Attualita'

LO STRANO CASO DEI GANCI APPENDIABITI

Napoli, 13 Marzo – La linea due della metropolitana di Napoli è praticamente la mia “seconda casa”, dal momento che me ne servo giornalieramente e con assiduità. Durante la stagione invernale, in considerazione dell’elevata temperatura interna dei convogli, mi libero del soprabito ancor prima di prender posto, in maniera tale da evitare che il mio sudore si asciughi al momento della discesa nella stazione d’arrivo, costringendomi a letto con trentanove di febbre o -peggio ancora- con una bronchite. 
Talvolta, però, ai passeggeri sorge il dubbio circa il luogo in cui sistemare il pastrano: in molte vetture, infatti, i ganci appendiabiti (presenti al tempo in cui le stesse son state costruite) sono praticamente scomparsi, inducendo gli utenti del servizio a disporre il suddetto sulle reticelle od addirittura a piegarlo a mo’ di mappina (It.: pezza) per poi collocarlo sulle proprie gambe. 
Sorge quindi spontanea la seguente domanda: che fine hanno fatto gli attaccapanni di bordo, che negli altri paesi d’Europa son presenti persino a bordo dei treni di bassa categoria? Ad avviso di chi scrive, la risposta non è certamente univoca, considerata la molteplicità dei fattori che ce ne rendono privi: anzitutto, va tenuto presente che i lestofanti provvisti di cacciavite sono sovente in agguato, la qual cosa si evince dall’ingente numero dei pertugi che è possibile notare nel punto in cui dovrebbero esserci i ganci; ma non va trascurato che i convogli datati son stati recentemente rimodernati, ragion per cui gli addetti ai lavori hanno forse omesso di riavvitare gli appendiabiti una volta terminati gli interventi di manutenzione.
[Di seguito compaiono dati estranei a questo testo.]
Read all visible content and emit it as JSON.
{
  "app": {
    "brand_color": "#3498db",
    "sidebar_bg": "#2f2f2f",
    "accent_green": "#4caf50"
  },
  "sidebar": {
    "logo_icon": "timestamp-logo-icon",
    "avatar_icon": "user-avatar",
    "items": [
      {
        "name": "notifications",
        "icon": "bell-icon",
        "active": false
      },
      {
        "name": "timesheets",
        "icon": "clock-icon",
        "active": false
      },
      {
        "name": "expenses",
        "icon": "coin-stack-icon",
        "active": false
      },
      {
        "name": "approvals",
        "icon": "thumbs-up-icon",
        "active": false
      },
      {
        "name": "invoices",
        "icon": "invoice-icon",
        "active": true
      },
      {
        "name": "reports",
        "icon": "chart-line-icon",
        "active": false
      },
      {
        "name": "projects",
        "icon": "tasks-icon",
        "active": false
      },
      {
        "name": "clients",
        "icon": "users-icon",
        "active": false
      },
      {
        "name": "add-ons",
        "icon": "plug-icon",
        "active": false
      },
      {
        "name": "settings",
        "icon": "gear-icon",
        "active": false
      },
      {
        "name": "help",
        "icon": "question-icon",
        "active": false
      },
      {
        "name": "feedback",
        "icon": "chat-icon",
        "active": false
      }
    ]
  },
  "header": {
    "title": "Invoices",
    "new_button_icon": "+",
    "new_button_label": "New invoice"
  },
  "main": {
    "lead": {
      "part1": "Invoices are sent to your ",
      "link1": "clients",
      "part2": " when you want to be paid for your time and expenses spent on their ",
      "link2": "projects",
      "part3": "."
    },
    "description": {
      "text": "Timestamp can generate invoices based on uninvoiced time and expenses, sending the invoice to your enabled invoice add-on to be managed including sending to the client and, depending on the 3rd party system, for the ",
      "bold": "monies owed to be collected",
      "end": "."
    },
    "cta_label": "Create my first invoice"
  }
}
Al giorno d’oggi tutto può essere, cari Lettori, se si considera che il vandalismo è un fenomeno ohimè molto diffuso (sin troppo, direi) a bordo dei mezzi pubblici. 
 
Quale potrebbe essere il rimedio a tale mancanza di senso civico od alla (possibile, ma non certa) negligenza degli operatori di officina? Qualcuno potrebbe rispondermi che son necessarie leggi più ferree, comminanti sanzioni di maggiore entità; ma ciò è giusto soltanto in parte, dal momento che a mancare è il senso del viver comune. 
 
Il punto di partenza verso il rispetto è da rinvenirsi tanto tra le mura domestiche quanto all’interno delle istituzioni scolastiche: l’articolo due della Costituzione Repubblicana garantisce i diritti dell’individuo sia come singolo sia nelle formazioni sociali in cui si svolge la sua personalità; e tra queste ultime assumono maggior rilievo la famiglia e la scuola, nella quale ultima l’educazione civica viene ritenuta dai cari Proff. una disciplina di seconda classe (ad onor del vero…..anche  molti genitori d’oggi hanno un pizzico di colpa). La personalità, dunque, può dirsi “sviluppata” allorquando il soggetto acquisisce il senso del rispetto nei riguardi dell’altro, ponendo il bene collettivo a fondamento della propria esistenza.
E allora, tutti al lavoro: obiettivo…….. Italiani!